Throughout the years, the island’s only habitant was a monk who took residence in the mid 19th century, in order to escape the rest of the world. Aside from reportings of UFOs and other fantastical sightings, you’ll find only animals amongst the slopes and island caves. Wild goats roam, Ibizan wall lizards dart from rock to rock and an endangered species of falcons call it their home.
Part of the reserve and the highest point in Ibiza, Sa Talaiassa stands tall at 473 metres high and is rich with lush vegetation and rare animal inhabitants. The peak is reachable by foot, or for the less active enthusiast, by car. Whether by foot or wheels, once you arrive, you will thank your lucky stars you made the journey. The views are simply spectacular and when the weather allows it, you can see right over to mainland Spain and Mallorca. It’s no wonder that the name translates to ‘Watchtower’.
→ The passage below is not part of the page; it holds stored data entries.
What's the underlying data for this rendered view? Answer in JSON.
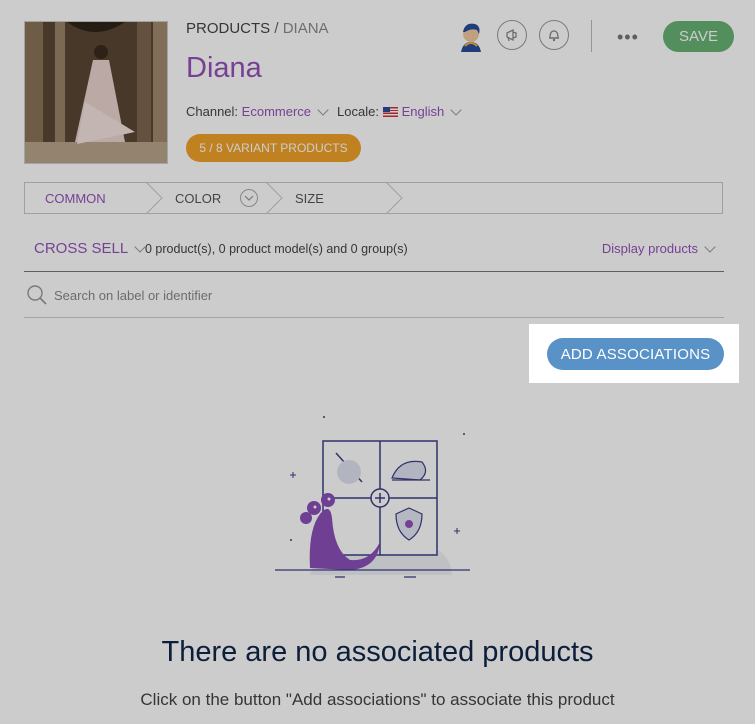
{
  "header": {
    "breadcrumb_root": "PRODUCTS",
    "breadcrumb_separator": "/",
    "breadcrumb_current": "DIANA",
    "title": "Diana",
    "channel_label": "Channel:",
    "channel_value": "Ecommerce",
    "locale_label": "Locale:",
    "locale_value": "English",
    "variant_badge": "5 / 8 VARIANT PRODUCTS",
    "save_label": "SAVE",
    "more_label": "•••"
  },
  "tabs": [
    {
      "label": "COMMON"
    },
    {
      "label": "COLOR"
    },
    {
      "label": "SIZE"
    }
  ],
  "associations": {
    "type_label": "CROSS SELL",
    "count_text": "0 product(s), 0 product model(s) and 0 group(s)",
    "display_label": "Display products",
    "search_placeholder": "Search on label or identifier",
    "add_button_label": "ADD ASSOCIATIONS"
  },
  "empty_state": {
    "title": "There are no associated products",
    "subtitle": "Click on the button \"Add associations\" to associate this product"
  },
  "icons": {
    "user": "user-avatar-icon",
    "announcements": "megaphone-icon",
    "notifications": "bell-icon",
    "search": "search-icon",
    "flag": "us-flag-icon"
  },
  "colors": {
    "brand_purple": "#9452ba",
    "save_green": "#67b373",
    "badge_orange": "#f0a32a",
    "add_blue": "#5992c7",
    "title_navy": "#11264a"
  }
}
Natural Park of Ses Salines
Take a trip to the south of the island and you’ll find Ibiza’s second natural park of Ses Salines.
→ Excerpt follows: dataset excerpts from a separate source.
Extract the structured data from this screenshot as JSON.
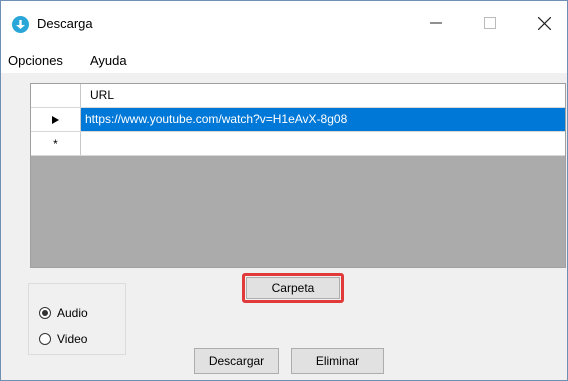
{
  "window": {
    "title": "Descarga",
    "min_glyph": "—",
    "max_glyph": "□",
    "close_glyph": "✕"
  },
  "menu": {
    "items": [
      "Opciones",
      "Ayuda"
    ]
  },
  "grid": {
    "column_header": "URL",
    "rows": [
      {
        "marker": "▶",
        "url": "https://www.youtube.com/watch?v=H1eAvX-8g08",
        "selected": true
      },
      {
        "marker": "*",
        "url": "",
        "selected": false
      }
    ],
    "header_background": "#ffffff",
    "empty_area_color": "#ababab",
    "selection_color": "#0078d7"
  },
  "format": {
    "options": [
      {
        "label": "Audio",
        "checked": true
      },
      {
        "label": "Video",
        "checked": false
      }
    ]
  },
  "buttons": {
    "folder": "Carpeta",
    "download": "Descargar",
    "delete": "Eliminar"
  },
  "highlight_color": "#e03a3a",
  "icons": {
    "app": "download-app-icon"
  }
}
The Ses Salines d’Eivissa i Formentera Natural Park is located between the two islands of Ibiza and Formentera, comprising the southern area of the Ibiza, the north of Formentera and the sea that separates them. Throughout history this area has seen much salt production activity and over the years this has formed a unique landscape where countless species of birds come to nest, historical and cultural landmarks create spectacular points of interest and marine life thrives. The reserve covers 3000 hectares of land and 13,000 marine hectares and the seabeds are home to 220 different species of marine sea life. If you venture to the extreme coastlines of the park, you’ll find an idyllic setting where marine and coastal eco-systems exist in delicate harmony.
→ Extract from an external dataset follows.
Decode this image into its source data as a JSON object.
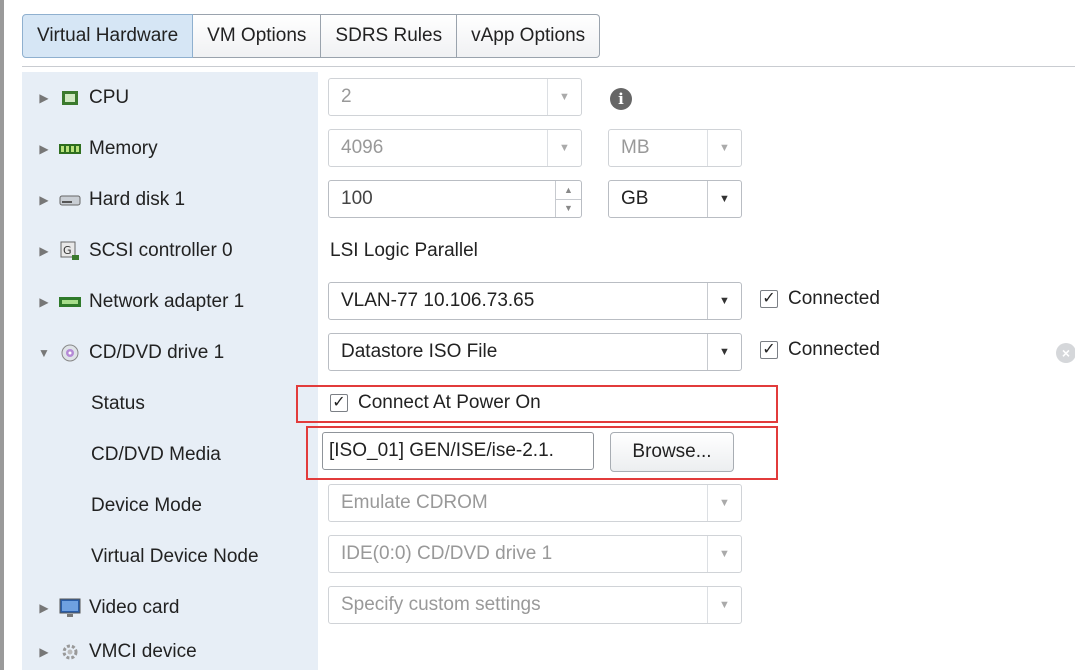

Three quarters of the park is made up of marine seascapes, characterised by the existence of the oceanic Posidonia, an area of major marine ecological importance. The existence of this plant creates the supreme clarity of the area’s waters as well as serving as a protected area for a vast range of marine species. The Posidonia also plays a large part in protecting the beaches of Ibiza from wave erosion and in 1999 the site was declared well territory by UNESCO.
Back on land the nature park is home to an impressive array of plant species; in fact it includes almost all of the plant species found on the Pityusic Islands. On the island of Formentera you’ll find coastal pine and juniper groves scattered throughout the park area as well as lush vegetation surrounding lagoons, cliffs and both mobile and semi mobile dunes. It is this dramatic terrain and spectacular landscapes that keep tourists flocking to witness the beauty of the park and the nature that lies within.
Within the park, you’ll find over two hundred species of birds, with waterfowl and seabirds playing a major role. It’s a paradise for bird watchers, with flamingos, the common stork, the white jar, and the black-legged plover taking residence, along with seabirds such as the Audouin’s gull and the Balearic shearwater. Estany Pudent is home to one of the highest concentrations of black-necked grebes in Europe.
Other famous residents include the Pityusic lizard (Podarcis pityusensis), endemic to these islands and with different subspecies on the islets, with characteristics that include the whole possible range of colours from brown to blue. The lizards of Formentera are hardy creatures and live on some of the driest and harshest environments for life. The humble garden dormouse (Eliomys quercinus) can also be found creeping amongst the wild vegetation, as well as various species of snails and beetles, also endemic to the island.